Weisheit werde gewonnen auf der Ebene der Beobachtung erster Ordnung, also der unmittelbaren, einsamen Beobachtung eines Sachverhalts. Weisheit ist insofern demodiert, da sich in der Moderne alles Maßgebliche auf der Ebene von Beobachtungen zweiter und dritter Ordnung abspielt, also der Beobachtung eines Beobachters, wenn nicht gar der Beobachtung eines Beobachters einer Beobachtung. Unter Beobachtung schmilzt die Weisheit schnell dahin, wer dem Weisen über die Schulter schaut merkt bald, daß der gegenteilige Weisheitsspruch oft nicht weniger einleuchtend ist als die Ausgangssentenz. Alte Weisheiten, bevorzugt Bauernweisheiten, mögen in mumifizierter Form überdauern, neue kommen nicht hinzu. Cioran ist um einiges impulsiver und spürbar weniger kontrolliert als Luhmann, wenn er den Tag über in den Büchern der Weisen gelesen habe, überkomme ihn, so läßt er wissen, der kaum zu zügelnde Drang, auf die Straße zu laufen, um dem Erstbesten in die Fresse zu hauen.
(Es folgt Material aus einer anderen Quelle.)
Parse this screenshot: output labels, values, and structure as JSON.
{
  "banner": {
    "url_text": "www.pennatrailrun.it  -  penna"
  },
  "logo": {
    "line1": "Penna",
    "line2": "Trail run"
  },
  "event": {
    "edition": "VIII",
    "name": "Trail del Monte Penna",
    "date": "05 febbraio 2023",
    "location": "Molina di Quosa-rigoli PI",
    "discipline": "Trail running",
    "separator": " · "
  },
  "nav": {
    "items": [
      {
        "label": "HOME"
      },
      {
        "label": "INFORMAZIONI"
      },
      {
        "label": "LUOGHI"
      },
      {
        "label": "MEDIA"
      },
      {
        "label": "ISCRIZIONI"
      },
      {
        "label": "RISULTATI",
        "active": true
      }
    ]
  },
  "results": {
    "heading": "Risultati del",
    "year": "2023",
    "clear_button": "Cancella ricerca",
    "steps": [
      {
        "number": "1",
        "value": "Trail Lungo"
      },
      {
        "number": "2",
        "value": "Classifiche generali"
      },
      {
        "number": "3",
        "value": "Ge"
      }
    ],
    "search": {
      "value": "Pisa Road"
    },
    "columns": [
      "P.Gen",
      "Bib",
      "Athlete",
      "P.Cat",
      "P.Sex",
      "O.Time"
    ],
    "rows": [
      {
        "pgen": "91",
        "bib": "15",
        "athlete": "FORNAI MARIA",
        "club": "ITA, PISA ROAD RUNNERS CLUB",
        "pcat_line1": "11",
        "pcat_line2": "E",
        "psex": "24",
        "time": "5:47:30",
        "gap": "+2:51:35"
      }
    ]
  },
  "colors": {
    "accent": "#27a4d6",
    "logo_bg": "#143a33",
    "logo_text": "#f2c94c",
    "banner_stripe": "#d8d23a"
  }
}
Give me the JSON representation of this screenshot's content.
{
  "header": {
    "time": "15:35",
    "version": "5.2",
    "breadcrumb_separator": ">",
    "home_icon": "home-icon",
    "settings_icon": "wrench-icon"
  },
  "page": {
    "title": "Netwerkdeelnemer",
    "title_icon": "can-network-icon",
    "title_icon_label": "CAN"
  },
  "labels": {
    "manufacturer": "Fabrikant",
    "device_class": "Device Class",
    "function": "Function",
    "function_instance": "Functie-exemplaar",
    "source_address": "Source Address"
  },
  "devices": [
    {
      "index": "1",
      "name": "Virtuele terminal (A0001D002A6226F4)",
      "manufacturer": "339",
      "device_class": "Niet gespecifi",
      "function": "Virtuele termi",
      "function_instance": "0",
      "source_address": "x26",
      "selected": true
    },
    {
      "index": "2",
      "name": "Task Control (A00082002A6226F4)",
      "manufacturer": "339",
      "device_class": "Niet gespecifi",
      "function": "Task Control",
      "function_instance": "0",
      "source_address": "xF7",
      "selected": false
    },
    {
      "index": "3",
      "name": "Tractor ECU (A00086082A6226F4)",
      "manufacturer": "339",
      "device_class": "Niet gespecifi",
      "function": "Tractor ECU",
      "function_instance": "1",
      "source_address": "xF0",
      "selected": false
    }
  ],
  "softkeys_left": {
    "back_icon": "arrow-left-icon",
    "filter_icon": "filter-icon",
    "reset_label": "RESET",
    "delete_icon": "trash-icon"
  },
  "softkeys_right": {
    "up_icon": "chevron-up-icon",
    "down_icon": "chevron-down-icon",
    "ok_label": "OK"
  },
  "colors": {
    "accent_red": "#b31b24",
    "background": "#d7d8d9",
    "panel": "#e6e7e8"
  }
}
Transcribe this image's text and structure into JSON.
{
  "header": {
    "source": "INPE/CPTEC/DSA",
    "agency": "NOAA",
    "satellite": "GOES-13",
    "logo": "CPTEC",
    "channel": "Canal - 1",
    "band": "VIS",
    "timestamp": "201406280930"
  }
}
Die Weisen haben es heutzutage ähnlich schwer wie die Heiligen. Nicht daß sie einander besonders ähnlich wären, die Heiligen neigen mehr zur Tollheit als zur Weisheit und gleichzeitig haben sie den Vorteil, daß sie ihr besonderes Merkmal als Namensteil mit sich tragen. Der heilige Franz mag mit dem Gesicht nach unten im Sumpfwasser treiben, der in der Höhe des Schulterblatts auf die Kutte genähte Namenszug Sanctus Franciscus Assisiensis gibt ihn gleichwohl für jedermann leicht zu erkennen als der Heilige, der er ist. San Giorgio hat allerdings seinen Namen in Giorgio Santini geändert und würde er nicht leichtsinnig den Strohhut in der Hand halten, den Pisanello ihm geschenkt hatte, bliebe seine Identität im Dunkeln.

Die Weisen verfügen über keine Institution, die ihnen ihre besondere Eigenschaft als festen Namensteil zuerkennen könnte, Sage Ernest etwa. Wir haben Jaroslaw den Weisen, aber hier handelt sich um die Hervorhebung der individuellen Eigenschaft eines Herrschers, die Jaroslaw nicht einem Kollegium der Weisen zuweist, sondern in ihn eine Reihe stellt mit anderen Herrschern mit anderen Auffälligkeiten wie Bolesław dem Kühnen oder Karl dem Kahlen. Bei der Suche nach einem Weisen im Werk des zu Schwindelgefühlen neigenden Dichters kann uns also kein Namenzusatz leiten und wir können auch nicht auf auffällige Weisheitssprüche im traditionellen Sinne hoffen, eher schon gilt es Ausschau zu halten nach mehr oder wenig auffällig als Unweisheiten getarnte Weisheiten wie: England ist bekanntlich eine Insel für sich. Wenn man nach England reisen will, braucht man einen ganzen Tag. Von dieser klaren, unaufdringlichen, nicht parfümierten Weisheit ist der rasende Cioran nicht nur entwaffnet, er ist erlöst. Oder: Die Zigarette ist ein Monopol und muß geraucht werden. Auf Dassie in Flammen aufgeht. Diese Weisheit enthält einen heilsamen Kern der Destruktion und ist dem Dichter daher besonders angenehm. Ihm ist, als habe er das Fliegen gelernt, zumindest was man braucht für einen anständigen Absturz. Zu rauchen nur des Feuers und der Flammen wegen, zu fliegen nur um abzustürzen. Auf Dassie in Flammen aufgeht: Eine gewisse Tollheit ist zu spüren, Weiser und Heiliger in eins, Sage Ernest, San Ernesto.